In April, the American Immigration Council, along with the American Immigration Lawyers Association and the Immigrant Defense Project, filed a request under the Freedom of Information Act to obtain these details from the Department of Justice. According to the American Immigration Council, this request went unfulfilled for four months. (The Department of Justice declined an interview request from Pacific Standard, with assistant press secretary Kathryn Mattingly citing “pending litigation” as the reason for doing so.)
In order to compel the release of the requested information, the American Immigration Council and its partners filed a lawsuit against both the Executive Office for Immigration Review and the Department of Justice in federal court last week. Submitted by Winger and fellow American Immigration Council attorney Claudia Valenzuela, the suit not only seeks the details of IHP’s operations, but censure of both defendants for their failure to comply with the original Freedom of Information Act request. The Executive Office for Immigration Review and the Department of Justice have until mid-September to respond to the court-issued summonses.

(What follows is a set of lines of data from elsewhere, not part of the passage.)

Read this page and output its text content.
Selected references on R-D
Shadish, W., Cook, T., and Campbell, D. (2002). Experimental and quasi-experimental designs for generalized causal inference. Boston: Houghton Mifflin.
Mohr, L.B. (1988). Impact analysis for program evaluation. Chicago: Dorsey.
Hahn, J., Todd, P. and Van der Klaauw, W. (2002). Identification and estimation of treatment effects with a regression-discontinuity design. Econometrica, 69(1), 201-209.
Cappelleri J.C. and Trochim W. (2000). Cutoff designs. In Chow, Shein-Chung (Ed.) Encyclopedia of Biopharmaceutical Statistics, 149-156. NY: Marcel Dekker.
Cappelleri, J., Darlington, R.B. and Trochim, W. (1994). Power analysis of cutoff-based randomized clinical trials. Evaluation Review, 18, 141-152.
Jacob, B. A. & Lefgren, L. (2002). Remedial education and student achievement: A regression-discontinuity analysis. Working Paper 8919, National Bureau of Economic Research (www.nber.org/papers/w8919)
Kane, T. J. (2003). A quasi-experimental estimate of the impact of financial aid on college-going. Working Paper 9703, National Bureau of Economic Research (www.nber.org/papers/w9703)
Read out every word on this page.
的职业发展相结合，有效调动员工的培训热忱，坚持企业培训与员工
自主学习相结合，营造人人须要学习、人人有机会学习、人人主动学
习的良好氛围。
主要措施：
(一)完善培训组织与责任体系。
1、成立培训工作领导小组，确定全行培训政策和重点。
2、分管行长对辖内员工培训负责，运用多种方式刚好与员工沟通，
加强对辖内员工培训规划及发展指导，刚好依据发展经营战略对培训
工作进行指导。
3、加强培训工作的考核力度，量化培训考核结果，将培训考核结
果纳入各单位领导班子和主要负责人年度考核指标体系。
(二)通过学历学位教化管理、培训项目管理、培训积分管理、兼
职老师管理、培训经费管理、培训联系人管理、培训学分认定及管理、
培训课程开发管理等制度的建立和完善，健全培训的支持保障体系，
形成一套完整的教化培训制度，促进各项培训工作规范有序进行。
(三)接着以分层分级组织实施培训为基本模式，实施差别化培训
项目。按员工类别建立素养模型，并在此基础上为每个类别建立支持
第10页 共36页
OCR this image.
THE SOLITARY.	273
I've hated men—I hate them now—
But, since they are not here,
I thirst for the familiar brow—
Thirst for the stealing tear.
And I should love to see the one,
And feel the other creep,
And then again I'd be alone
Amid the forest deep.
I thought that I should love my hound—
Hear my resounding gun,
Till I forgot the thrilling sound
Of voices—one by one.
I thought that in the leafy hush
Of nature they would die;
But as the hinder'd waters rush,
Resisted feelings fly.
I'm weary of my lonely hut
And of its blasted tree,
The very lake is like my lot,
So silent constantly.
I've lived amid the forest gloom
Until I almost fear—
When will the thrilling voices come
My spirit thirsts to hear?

Earlier this week, the Department of Homeland Security’s acting secretary, Kevin McAleenan, also announced that the federal agency will be expediting the deportation of undocumented immigrants who are detained within 100 miles of an international border and who cannot provide proof of their residence in the United States for longer than two years. “This designation makes it clear that if you have no legal right to be here, we will remove you,” said McAleenan in a statement. According to the new policy, affected detainees will be “removed” without a hearing before an immigration judge.
While the thousands of undocumented immigrants who go through the IHP are overshadowed by the hundreds of thousands who could be deported under the Department of Homeland Security’s new policy of “expedited removal,” the similarities between the two removal efforts are revealed in the common lack of due process and, more generally, justice. Accordingly, the American Immigration Council’s description of the IHP in its lawsuit could be just as appropriately applied to expedited removal: “this focus on expediency … undermines the constitutional, statutory, and regulatory rights of the people it targets for deportation.”